I decided to create a sufficiently complex data model that utilized nested objects, lists and primitives while trying to keep the model simple to understand; Therefore I ended up with a Recipe domain model that I would probably not use in a serious cooking application, but serves the purpose for this experiment.
TEST #1: MEASURE COSTS OF SERIALIZATION AND DESERIALIZATION
The first challenge I encountered was how to work effectively with Protobuf messages. After spending some time reading through sparse documentation that focused on an elementary demonstration of Protobuf messages, I finally decided on a method for converting Messages in and out of my domain model. The preceding statements about using Protobufs is opinionated and someone who uses them often may disagree, but my experience was not smooth and I found messages to be rigid and more difficult than I expected.
The second challenge I encountered came when I wanted to measure the "performance" of both marshaling JSON and Serializing Protobufs. I spent some time learning JMH and designed my plan on how to test both methods. Using JMH, I designed a series of tests that allowed me to populate my POJO model, then construct a method that converted into and out of each of the technologies. I isolated the conversion of the objects in order to capture just the costs associated with conversion.
TEST #1: RESULTS
My results were not surprising as I expected Protobuf to be more efficient.

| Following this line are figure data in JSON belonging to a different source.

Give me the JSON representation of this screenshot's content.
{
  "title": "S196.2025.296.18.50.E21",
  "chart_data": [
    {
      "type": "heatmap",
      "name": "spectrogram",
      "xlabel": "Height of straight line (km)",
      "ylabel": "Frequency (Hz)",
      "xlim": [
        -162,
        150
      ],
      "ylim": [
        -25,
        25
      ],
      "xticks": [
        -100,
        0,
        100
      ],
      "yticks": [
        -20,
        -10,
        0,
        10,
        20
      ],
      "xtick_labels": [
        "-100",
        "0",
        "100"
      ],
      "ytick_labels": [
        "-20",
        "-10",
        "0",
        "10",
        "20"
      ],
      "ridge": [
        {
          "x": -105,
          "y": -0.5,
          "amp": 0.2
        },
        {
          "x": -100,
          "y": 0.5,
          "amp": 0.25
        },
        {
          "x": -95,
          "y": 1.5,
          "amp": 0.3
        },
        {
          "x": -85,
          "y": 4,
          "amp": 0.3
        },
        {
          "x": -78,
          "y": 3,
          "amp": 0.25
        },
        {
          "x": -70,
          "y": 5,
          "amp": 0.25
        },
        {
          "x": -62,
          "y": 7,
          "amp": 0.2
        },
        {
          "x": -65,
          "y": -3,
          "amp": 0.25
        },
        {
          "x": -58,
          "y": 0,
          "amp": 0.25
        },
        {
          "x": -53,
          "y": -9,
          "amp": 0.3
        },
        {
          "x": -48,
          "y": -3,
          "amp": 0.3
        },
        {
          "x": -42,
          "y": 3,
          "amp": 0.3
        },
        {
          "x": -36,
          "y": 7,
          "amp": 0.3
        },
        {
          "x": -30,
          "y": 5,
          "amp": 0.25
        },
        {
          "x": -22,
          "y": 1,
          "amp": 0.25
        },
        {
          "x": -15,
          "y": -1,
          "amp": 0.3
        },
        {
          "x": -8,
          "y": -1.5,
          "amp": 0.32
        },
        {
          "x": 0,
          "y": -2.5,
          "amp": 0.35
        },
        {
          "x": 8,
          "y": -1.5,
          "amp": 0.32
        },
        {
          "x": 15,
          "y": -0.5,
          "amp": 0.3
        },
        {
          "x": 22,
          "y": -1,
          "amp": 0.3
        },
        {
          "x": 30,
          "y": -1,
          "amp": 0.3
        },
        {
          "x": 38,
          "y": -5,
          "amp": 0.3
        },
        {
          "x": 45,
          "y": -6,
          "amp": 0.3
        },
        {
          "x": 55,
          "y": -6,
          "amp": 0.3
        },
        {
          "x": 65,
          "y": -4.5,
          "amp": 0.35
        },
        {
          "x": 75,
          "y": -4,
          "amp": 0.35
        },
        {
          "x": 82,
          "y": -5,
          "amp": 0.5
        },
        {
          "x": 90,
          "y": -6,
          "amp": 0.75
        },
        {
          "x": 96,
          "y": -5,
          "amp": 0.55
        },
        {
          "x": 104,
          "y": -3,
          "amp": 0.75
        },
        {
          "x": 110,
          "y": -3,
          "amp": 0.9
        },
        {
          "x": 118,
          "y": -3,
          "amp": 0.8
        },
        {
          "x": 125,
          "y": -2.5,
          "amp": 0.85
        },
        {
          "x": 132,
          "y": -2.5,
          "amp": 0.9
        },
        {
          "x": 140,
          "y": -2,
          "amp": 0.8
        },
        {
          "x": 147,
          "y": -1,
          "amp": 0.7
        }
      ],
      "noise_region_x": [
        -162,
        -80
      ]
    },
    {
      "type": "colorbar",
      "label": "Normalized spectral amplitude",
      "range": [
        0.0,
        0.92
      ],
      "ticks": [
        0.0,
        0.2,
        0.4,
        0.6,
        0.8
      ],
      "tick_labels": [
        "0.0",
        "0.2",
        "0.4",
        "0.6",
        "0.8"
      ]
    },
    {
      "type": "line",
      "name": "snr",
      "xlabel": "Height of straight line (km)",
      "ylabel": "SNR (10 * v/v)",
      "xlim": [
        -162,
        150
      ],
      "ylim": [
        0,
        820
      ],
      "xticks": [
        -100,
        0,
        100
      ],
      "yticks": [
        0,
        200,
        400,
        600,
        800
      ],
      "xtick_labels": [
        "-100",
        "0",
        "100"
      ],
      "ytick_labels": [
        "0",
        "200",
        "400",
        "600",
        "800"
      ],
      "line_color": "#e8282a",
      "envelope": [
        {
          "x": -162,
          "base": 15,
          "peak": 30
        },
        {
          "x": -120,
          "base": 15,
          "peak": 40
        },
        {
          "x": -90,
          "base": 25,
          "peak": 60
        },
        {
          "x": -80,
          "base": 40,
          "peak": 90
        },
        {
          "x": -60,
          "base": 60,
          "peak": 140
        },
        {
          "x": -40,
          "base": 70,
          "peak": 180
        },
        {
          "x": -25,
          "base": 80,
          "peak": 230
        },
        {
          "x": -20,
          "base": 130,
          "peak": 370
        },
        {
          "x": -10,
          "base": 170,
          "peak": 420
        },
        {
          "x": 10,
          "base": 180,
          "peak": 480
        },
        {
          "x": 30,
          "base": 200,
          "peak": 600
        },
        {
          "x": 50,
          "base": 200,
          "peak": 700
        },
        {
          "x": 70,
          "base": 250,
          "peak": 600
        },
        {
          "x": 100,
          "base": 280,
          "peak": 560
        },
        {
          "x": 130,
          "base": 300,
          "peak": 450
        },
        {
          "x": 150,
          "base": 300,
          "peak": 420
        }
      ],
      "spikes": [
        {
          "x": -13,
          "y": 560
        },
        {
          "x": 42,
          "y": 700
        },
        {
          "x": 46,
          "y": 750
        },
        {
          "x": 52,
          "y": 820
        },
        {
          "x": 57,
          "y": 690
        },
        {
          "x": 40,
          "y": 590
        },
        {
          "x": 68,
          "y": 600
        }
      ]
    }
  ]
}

I measured the average time to marshal an object into JSON at 876.754 ns/operation (±43.222ns) versus 148.160 ns/operation (±6.922ns) showing that equivalent objects converted into Protobuf was nearly 6 times faster than into JSON.
Reversing a JSON and Protobuf message into a POJO yielded slower results and were closer together, but Protobuf still out performed JSON un-marshaling. Converting a JSON string into the domain object took on average 2037.075 ns/operation (±121.997) and Protobuf message to object took on average 844.382 ns/operation (±41.852), nearly 2.4 times faster than JSON.
Run the samples yourself using the github project created for this project: https://github.com/mike-ensor/protobuf-serialization
Test #2: Bandwidth differences
I did not find a straight forward way to capture bandwidth using traditional Java-based tools, so I decided to setup a service on AWS and communicate to the API using JSON and Protobuf requests. I then captured the traffic using Wireshark and calculated the total amount of bytes sent for these requests. I included the headers and payload in the calculation since both JSON and Protobufs require Accepts and Content-Type mime-type headers.
Test #2: Results
The total size of the request for the JSON request was 789 bytes versus the Protobuf at 518 bytes. While the JSON request was 45% greater in size than the Protobuf, there was no optimization applied to either request. The JSON was minified but not compressed. Using compression can be detrimental to the overall performance of the solution based on the payload size. If the payload is too small, the cost of compressing and decompressing will overcome the benefits of a smaller payload. This is a very similar problem to the costs associated with marshaling JSON with small payloads as found by Jeremy's blog.
After completing a project to help determine the overall benefits of using Protobuf over JSON I have come to a conclusion that unless performance is absolutely critical and the developing team's maturity level is high enough to understand the high costs of using Protobufs, then it is a legitimate option to increase the performance associated with message passing.
That being said, the costs of working with Protobufs is very high. Developers lose access to human readable messages often useful during debugging. Additionally, Protobufs are messages, not objects and therefore come with more structure and rigger which I found to be complicated due to the inflexibility using only primitives and enums, and updating messages requires the developer to mark new fields as "optional" for backwards compatibility. Lastly, there is limited documentation on Protocol Buffers beyond the basic "hello world" applications.